06.04.2011, 11:41 Uhr
Magische Nacht: Die Schalker Fans feiern im Guiseppe-Meazza-Stadion.
(Foto: dpa)
Der FC Schalke 04 sorgt mit seinem 5:2-Triumph bei Inter Mailand für eine der größten Überraschungen im europäischen Vereinsfußball der vergangenen Jahre. Die Mannschaft tritt unter Trainer Ralf Rangnick wie verwandelt auf. Doch sein Vorgänger war es, der das Team zusammengestellt hat.

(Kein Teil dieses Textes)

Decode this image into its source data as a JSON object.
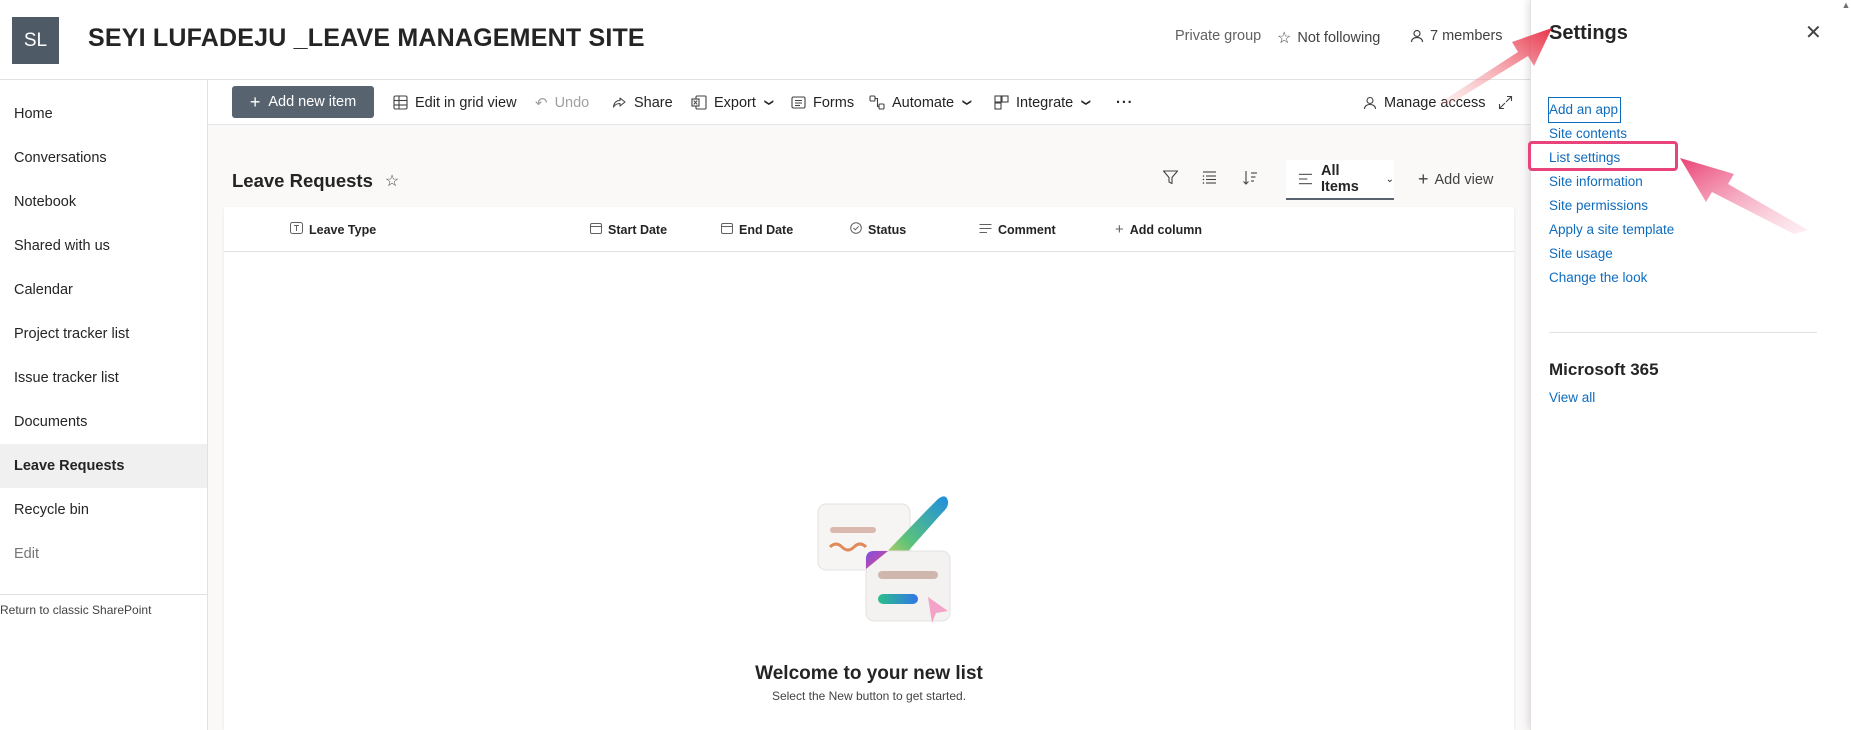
{
  "header": {
    "logo_initials": "SL",
    "site_title": "SEYI LUFADEJU _LEAVE MANAGEMENT SITE",
    "privacy": "Private group",
    "follow_label": "Not following",
    "members_label": "7 members"
  },
  "leftnav": {
    "items": [
      {
        "label": "Home"
      },
      {
        "label": "Conversations"
      },
      {
        "label": "Notebook"
      },
      {
        "label": "Shared with us"
      },
      {
        "label": "Calendar"
      },
      {
        "label": "Project tracker list"
      },
      {
        "label": "Issue tracker list"
      },
      {
        "label": "Documents"
      },
      {
        "label": "Leave Requests"
      },
      {
        "label": "Recycle bin"
      },
      {
        "label": "Edit"
      }
    ],
    "classic_link": "Return to classic SharePoint"
  },
  "commandbar": {
    "new_item": "Add new item",
    "grid_view": "Edit in grid view",
    "undo": "Undo",
    "share": "Share",
    "export": "Export",
    "forms": "Forms",
    "automate": "Automate",
    "integrate": "Integrate",
    "more": "···",
    "manage_access": "Manage access"
  },
  "list": {
    "title": "Leave Requests",
    "view_name": "All Items",
    "add_view": "Add view",
    "columns": [
      {
        "label": "Leave Type"
      },
      {
        "label": "Start Date"
      },
      {
        "label": "End Date"
      },
      {
        "label": "Status"
      },
      {
        "label": "Comment"
      },
      {
        "label": "Add column"
      }
    ],
    "empty_title": "Welcome to your new list",
    "empty_subtitle": "Select the New button to get started."
  },
  "settings_panel": {
    "title": "Settings",
    "links": [
      {
        "label": "Add an app"
      },
      {
        "label": "Site contents"
      },
      {
        "label": "List settings"
      },
      {
        "label": "Site information"
      },
      {
        "label": "Site permissions"
      },
      {
        "label": "Apply a site template"
      },
      {
        "label": "Site usage"
      },
      {
        "label": "Change the look"
      }
    ],
    "ms365_title": "Microsoft 365",
    "view_all": "View all"
  },
  "colors": {
    "accent_link": "#0f6cbd",
    "primary_button": "#57646f",
    "annotation_highlight": "#e8437a",
    "annotation_arrow": "#e8334a"
  }
}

So einfach kann Fußball sein. Da verjagen sie den alten, ungeliebten Trainer, holen einen neuen - und prompt feiert die Mannschaft ungeahnte Erfolge. So geschehen in Gelsenkirchen. Der FC Schalke 04 triumphiert mit dem neuen Übungsleiter Ralf Rangnick im Hinspiel des Viertelfinales der Champions League mit sage und schreibe 5:2 (2:2) beim Titelverteidiger Inter Mailand, alle sind glücklich und Felix Magath ist Geschichte.
Aber ist der das wirklich? Schließlich war der Sieg in San Siro erst Rangnicks zweites Spiel mit den Schalkern, die er seit zwei Wochen trainiert. Was, um alles in der Welt, soll er in dieser Zeit beim Tabellenzehnten der Bundesliga bewirkt haben? Erntet Rangnick jetzt nur das, was sein Vorgänger gesät hat? Zur Erinnerung: Das ist der Mann, der den FC Schalke im vergangenen Jahr auf Platz zwei in der Liga führte, in dieser Saison ins DFB-Pokalfinale - und eben ins Viertelfinale der Champions League. Magath, das ist der Mann, der die Spieler geholt hat, die nun in Mailand sich und den königsblauen Fans einen Abend für die Ewigkeit bereitet haben. Und dem Gegner konditionell haushoch überlegen waren. Kurz: Wieviel Magath steckt in diesem Sieg?
"Magath hat die Gruppe kaputt gemacht"
Er selbst, nun beim VfL Wolfsburg am Ruder und mit seiner neuen Mannschaft an diesem Samstag zu Gast in Gelsenkirchen, sagt dazu nur: "Ich habe schon vor dem Spiel den Einzug ins Halbfinale für realistisch gehalten. Dass die Schalker die Sache schon im Hinspiel klarmachen, hat mich dann aber doch überrascht." Ansonsten, so machte er der Tageszeitung "Die Welt" weiter weis, habe er das Spiel in Mailand "im Fernsehen angeschaut, aber nur teilweise". Leise Töne für einen, der jüngst noch über seinen Nachfolger gespottet hatte: "Der Herr Rangnick ist doch Professor, der wird sich schon was einfallen lassen."

Dass die Schalker die Sache schon im Hinspiel klarmachen, hat mich dann aber doch überrascht": Felix Magath.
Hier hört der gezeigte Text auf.